Mason played three more minor roles in Republic’s serials, however, all in 1947. In Jesse James Rides Again, he appeared as a pompous and cowardly oil buyer named Finlay, while in The Black Widow he made a one-chapter appearance as Dr. Godfrey, a crooked scientist in the pay of the title villainess. Finally, in G-Men Never Forget (filmed in 1947, released in 1948), he dubbed the lines of chief villain Roy Barcroft in the opening chapter; Barcroft’s character was an escaped racketeer who underwent plastic surgery to resemble the police commissioner and then began to imitate the Commissioner’s voice; Mason provided the voice of the pre-surgery Barcroft. Mason was slated to play another serial brains heavy in Adventures of Frank and Jesse James, but, sadly, he suffered a heart attack while filming the Monte Hale B-western California Firebrand in 1947 and died at the young age of 45.

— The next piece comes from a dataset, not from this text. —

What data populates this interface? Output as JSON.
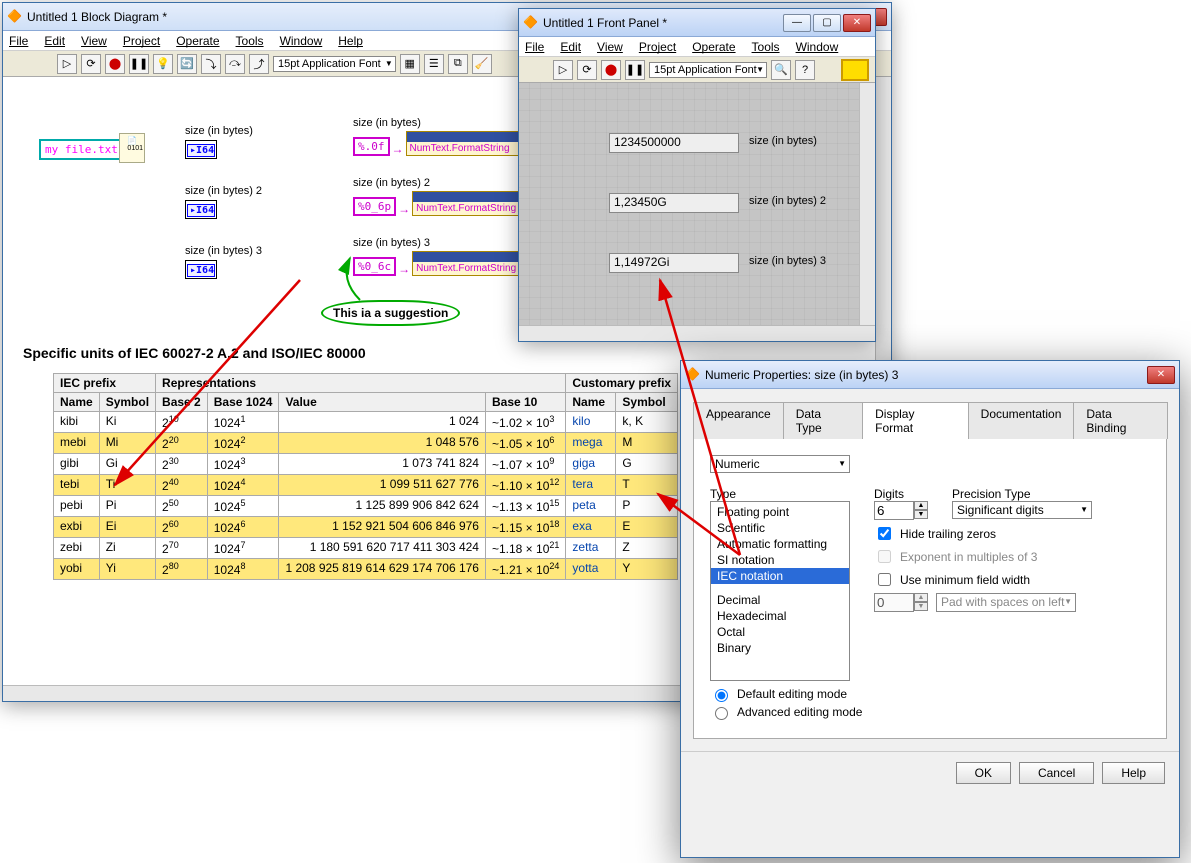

Though he figured prominently in several popular cliffhangers, LeRoy Mason never played a really “iconic” serial villain of the mad-scientist or masked-menace variety. But while Mason’s individual roles may not be too keenly remembered by serial buffs, the Mason screen persona definitely is; his smug, shrewd, and grinningly confident villainous portrayals always made a strong impression on matinee audiences.
Above: LeRoy Mason plots with Kenne Duncan in The Phantom Rider (Republic, 1946).
Acknowledgements: My thanks for several pieces of information–particularly on Mason’s 1920 census status and his Republic contract–goes to the Old Corral’s page on LeRoy Mason.
Jerry,
Nice piece on LeRoy Mason. He’s another one of my favorite bad guys although I did enjoy him as a good guy in the one shot Monogram feature “The Silver Stallion” with Dave Sharpe and Chief Thundercloud. This was produced by Edward Finney in 1941.
Barcroft
I had two little brothers and all we did on Saturdays in the 1950’s was to watch serials. So nice to see that these characters are remembered fondly today, even the bad guys.
I believe Mr. Mason had a cameo in King Kong. He was the guy complaining that the tickets to see Kong “cost him $20!” He was Great in “The Tiger Woman.”
I have Leroy Mason’s famed Colt Single Action! You can see it in the promo photo of “The Singing Outlaw”. He gave the gun to a Kanab, Utah local horse handler named Cowhide Adams, as they were buddies back in the day!